The study shows that knee OA is diagnosed about 13 years earlier than it was in the 1990s, and the earlier age at diagnosis has led to a dramatic increase in total knee replacement surgeries in people younger than age 65. If the trend continues, it is estimated that more than half of all new diagnoses of knee OA will be in people ages 45 to 64.
“The mean age of onset of physician-diagnosed OA fell from 69 years in the 1990s to 56 years in 2010, according to our study,” says Losina. “Our findings are consistent with the recently observed tripling of total knee replacement use in 45- to 65-year-olds in the U.S. Now about 40 percent of all knee replacements are done in people under age 65.”
But not all of these patients may need surgery. A separate study presented at the conference found that weight loss along with exercise reduces pain and improves symptoms in people with knee OA. The Intensive Diet and Exercise for Arthritis trial evaluated the impact of weight loss and exercise in reducing pain associated with knee OA, and in improving function and mobility in 454 overweight adults with symptomatic knee pain. The diet-alone and the diet-plus-exercise groups were compared to a control group that exercised but did not attempt to lose weight. Exercise consisted of one hour of low to moderate intensity walking and resistance training three days a week.

After 18 months, among the 399 adults who completed the study, the group who dieted and exercised lost 11.4 percent of their body weight, the group that just dieted lost 9.5 percent of body weight, and the exercise-only group lost 2.2 percent of their body weight. The diet-plus-exercise group also had the best outcomes for reduced pain – by about 50 percent – and for improved function and mobility.
“Clinicians can tell their patients that they will see marked improvement in pain and function in six months or less with intensive diet and exercise, but significant differences favoring intensive diet and exercise may take as long as 18 months to appear,” says lead author Stephen P. Messier, PhD, professor and director of the J.B. Snow Biomechanics Laboratory and Wake Forest University Runners’ Clinic at Wake Forest University in Winston-Salem, N.C.

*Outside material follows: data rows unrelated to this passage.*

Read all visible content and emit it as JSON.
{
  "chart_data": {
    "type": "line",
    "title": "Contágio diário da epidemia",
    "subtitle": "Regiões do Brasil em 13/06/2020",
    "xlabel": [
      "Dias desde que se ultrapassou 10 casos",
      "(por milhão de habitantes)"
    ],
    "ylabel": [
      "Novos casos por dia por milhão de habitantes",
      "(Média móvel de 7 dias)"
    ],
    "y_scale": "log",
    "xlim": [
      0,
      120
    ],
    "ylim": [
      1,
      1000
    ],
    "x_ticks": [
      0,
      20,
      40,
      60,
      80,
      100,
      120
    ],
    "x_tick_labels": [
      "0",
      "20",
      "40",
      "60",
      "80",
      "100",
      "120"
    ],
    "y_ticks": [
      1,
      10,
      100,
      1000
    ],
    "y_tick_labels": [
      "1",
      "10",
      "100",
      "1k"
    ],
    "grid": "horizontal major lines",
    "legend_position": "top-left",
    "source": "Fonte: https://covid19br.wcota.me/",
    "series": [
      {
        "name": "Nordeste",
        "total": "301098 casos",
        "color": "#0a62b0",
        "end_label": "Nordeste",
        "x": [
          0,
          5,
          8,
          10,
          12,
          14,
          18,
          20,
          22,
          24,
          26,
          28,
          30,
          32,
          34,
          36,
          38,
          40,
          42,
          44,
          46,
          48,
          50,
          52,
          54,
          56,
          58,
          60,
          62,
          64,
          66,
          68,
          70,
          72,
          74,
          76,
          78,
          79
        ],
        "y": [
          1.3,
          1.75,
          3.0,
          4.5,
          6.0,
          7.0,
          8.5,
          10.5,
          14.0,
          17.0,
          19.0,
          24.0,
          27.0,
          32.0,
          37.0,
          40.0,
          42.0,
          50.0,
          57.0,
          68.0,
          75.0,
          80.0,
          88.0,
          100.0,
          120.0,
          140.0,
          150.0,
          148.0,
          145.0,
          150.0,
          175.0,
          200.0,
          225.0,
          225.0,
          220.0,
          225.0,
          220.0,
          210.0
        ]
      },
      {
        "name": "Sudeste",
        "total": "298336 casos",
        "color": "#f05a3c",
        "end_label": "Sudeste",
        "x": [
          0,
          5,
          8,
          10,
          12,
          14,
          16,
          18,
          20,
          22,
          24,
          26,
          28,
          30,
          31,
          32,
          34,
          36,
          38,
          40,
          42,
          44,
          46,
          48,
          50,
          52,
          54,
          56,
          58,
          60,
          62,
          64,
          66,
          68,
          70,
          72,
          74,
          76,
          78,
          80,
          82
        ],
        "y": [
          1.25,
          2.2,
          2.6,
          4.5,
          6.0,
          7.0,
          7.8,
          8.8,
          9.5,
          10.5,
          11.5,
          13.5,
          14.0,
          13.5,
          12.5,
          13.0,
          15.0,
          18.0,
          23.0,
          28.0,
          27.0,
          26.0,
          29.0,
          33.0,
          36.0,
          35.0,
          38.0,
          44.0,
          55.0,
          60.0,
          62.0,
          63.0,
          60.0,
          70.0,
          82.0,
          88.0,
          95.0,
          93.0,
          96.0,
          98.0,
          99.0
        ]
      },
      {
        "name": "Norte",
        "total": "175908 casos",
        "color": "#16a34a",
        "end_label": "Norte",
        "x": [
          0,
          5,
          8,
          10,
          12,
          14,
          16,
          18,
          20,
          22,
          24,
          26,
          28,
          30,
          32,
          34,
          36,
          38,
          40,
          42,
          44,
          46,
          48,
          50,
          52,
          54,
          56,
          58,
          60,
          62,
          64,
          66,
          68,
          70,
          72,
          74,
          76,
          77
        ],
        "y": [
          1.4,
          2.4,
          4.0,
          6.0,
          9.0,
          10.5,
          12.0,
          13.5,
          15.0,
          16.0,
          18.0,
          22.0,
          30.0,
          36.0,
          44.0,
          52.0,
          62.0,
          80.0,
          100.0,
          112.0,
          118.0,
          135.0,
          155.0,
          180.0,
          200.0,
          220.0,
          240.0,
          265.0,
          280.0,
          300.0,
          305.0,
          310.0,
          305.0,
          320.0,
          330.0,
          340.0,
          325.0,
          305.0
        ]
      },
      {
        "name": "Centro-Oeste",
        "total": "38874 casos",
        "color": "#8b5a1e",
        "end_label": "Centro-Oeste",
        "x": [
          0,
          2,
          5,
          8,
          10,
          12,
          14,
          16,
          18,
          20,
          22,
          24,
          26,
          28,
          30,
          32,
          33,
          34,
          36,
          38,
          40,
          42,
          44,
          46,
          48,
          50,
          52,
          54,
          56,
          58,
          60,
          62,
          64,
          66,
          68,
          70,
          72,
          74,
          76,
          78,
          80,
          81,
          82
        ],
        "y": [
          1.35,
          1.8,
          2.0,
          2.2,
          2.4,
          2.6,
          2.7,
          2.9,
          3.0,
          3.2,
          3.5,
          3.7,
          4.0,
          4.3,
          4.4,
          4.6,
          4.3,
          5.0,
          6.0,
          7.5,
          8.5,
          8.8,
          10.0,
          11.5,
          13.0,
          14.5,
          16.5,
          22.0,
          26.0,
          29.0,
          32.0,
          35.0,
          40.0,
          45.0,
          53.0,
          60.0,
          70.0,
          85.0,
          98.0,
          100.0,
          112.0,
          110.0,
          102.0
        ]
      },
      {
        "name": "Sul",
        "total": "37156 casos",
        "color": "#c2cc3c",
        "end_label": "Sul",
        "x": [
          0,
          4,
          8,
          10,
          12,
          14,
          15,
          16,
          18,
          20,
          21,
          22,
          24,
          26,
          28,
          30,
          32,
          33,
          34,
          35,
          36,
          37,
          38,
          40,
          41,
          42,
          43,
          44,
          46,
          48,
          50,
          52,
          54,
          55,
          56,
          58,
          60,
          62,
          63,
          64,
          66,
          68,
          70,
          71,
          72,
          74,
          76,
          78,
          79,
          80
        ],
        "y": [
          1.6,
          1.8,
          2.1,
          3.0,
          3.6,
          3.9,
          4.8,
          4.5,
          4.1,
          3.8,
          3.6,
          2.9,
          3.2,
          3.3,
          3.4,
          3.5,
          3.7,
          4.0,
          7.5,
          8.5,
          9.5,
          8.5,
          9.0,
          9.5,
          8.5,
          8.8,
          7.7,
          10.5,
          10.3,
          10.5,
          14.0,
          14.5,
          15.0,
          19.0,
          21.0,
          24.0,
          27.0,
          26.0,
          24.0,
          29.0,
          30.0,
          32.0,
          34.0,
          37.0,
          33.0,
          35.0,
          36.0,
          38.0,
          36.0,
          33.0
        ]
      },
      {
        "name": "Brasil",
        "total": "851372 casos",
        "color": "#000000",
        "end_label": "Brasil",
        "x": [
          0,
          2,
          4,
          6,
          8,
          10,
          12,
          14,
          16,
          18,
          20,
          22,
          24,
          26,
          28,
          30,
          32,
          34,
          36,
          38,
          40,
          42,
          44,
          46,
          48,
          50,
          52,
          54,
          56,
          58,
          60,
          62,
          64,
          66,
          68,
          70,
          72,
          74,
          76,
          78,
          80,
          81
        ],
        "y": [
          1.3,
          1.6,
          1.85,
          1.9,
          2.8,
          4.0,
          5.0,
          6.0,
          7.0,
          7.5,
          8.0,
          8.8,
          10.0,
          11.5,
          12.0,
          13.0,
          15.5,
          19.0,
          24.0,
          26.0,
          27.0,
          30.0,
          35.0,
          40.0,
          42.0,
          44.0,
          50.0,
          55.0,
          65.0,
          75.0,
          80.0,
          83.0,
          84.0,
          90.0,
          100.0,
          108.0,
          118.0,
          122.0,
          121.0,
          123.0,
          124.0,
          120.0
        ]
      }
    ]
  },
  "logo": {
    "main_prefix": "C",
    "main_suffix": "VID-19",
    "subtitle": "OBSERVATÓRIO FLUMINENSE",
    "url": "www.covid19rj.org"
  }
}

A third study presented at the conference may relieve worries that exercise and sports will lead to knee OA.
“Most sports probably don’t increase the risk of knee OA, especially if participation is recreational. People who want to reduce their risk of knee OA should participate in non-contact and low-impact sports, such as doubles tennis, swimming and cycling,” says lead author Jeffrey B. Driban, PhD, research associate at Tufts Medical Center in Boston.
Driban and colleagues looked at 16 studies with a total of 3,192 participants and found that knee OA occurred in 8.4 percent of former sports participants compared with 9.1 percent of people who did not participate in sports, suggesting that sports activity does not generally increase the risk of knee OA. However, the risk was higher in soccer players as well as elite long-distance runners, weight lifters and wrestlers – sports that involve weight bearing on the knee.
Scott J. Zashin, MD, clinical professor of medicine at the University of Texas Southwestern Medical School in Dallas, cites several possible reasons for the increase in knee OA among younger people: increased awareness by physicians as well as by patients seeking help for their symptoms; obesity; and more children playing soccer at younger ages and playing it year-round.
“I tell my patients that every 1 pound of body weight is equivalent to 4 pounds of weight on your knee,” Dr. Zashin says. “One of the best treatments that doesn’t involve medications is maintaining one’s ideal body weight.”